Other legal analysts offer a different takeaway, saying the case may actually serve as a cautionary tale that helps to tamp down any inclinations to whip out guns at times of provocation.

“This was not a victory for gun rights,” argues Jeffrey Swartz, a former Miami-Dade judge who’s now a law professor at Cooley Law School in Tampa, Fla. “I think the opposite is true: After seeing what happened to George Zimmerman … and how his family has been completely uprooted by this, and how the Sanford community has been uprooted by all of this, if I’m an average citizen I’m going to keep the gun in the holster. I’m going to make the call [to 911], but I’m not getting out of my car.”

According to a Brookings Institution paper, 100 million Americans now live in homes with guns, meaning there are about 88 guns in circulation in the US for every 100 Americans – totaling about half of the world’s privately owned firearms.

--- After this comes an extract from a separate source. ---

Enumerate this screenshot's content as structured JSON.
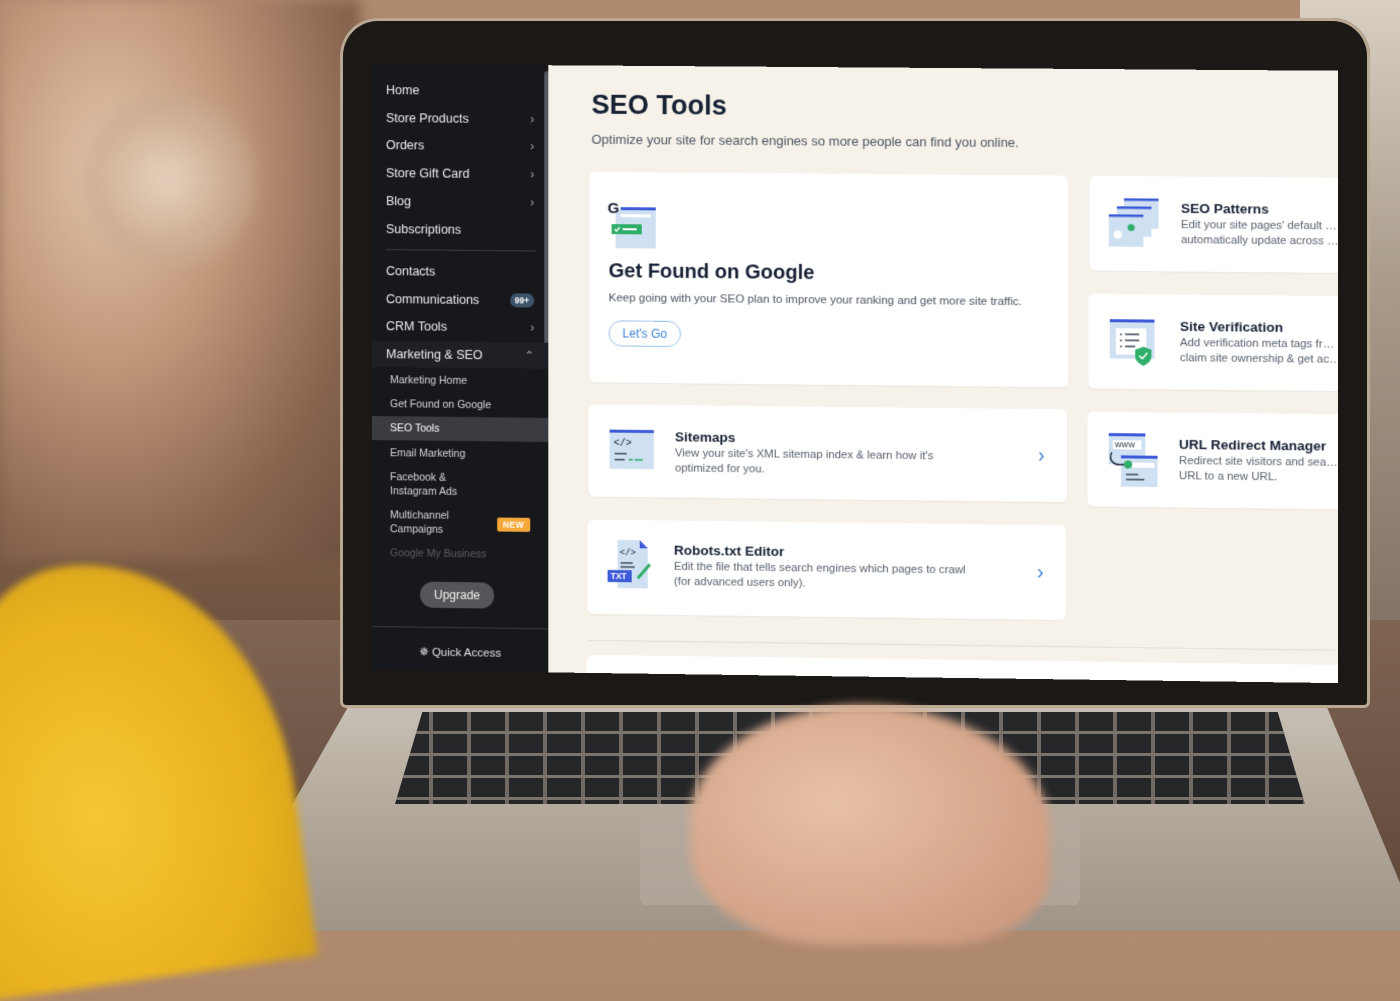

Public acceptance of the concept that people who are being threatened have “no duty to retreat,” even in public places, might be a natural outgrowth from those numbers, suggests Mr. Swartz, the former judge.

“What it comes down to is that as more people have guns, now they’re saying, ‘I want to be able to use it. And right now it’s difficult to use it, so give me a better law so I can use it,’ ” he says.

A plurality of US adults – 48 percent – agree with the verdict, compared with 34 percent who disagree, according to pollster Scott Rasmussen.

Many gun owners and proponents of broad self-defense laws say Holder's recent comments show that the Obama administration has tried to use the Trayvon Martin case to advance its political goal of greater restrictions on gun access and use. They point to revelations that an office within the Justice Department lent "technical assistance" and security to protest organizers and city officials in Sanford during rallies where civil rights leaders pushed for Zimmerman’s arrest. Stand your ground laws have been enacted to prevent the unfair prosecution of people such as Zimmerman, they say. 

Self-defense laws like Florida's “represent our rejection of a state where the government has a monopoly on instruments of violence [and where only the government] gets to decide who is authorized to take life, and under what circumstance,” says Brannon Denning, a law professor at Samford University in Birmingham, Ala., and co-author of “Gun Control and Gun Rights: A Reader and Guide.” In that way, he adds, guns and self-defense ideals “are in our DNA – this is part of who we are, for better or worse.”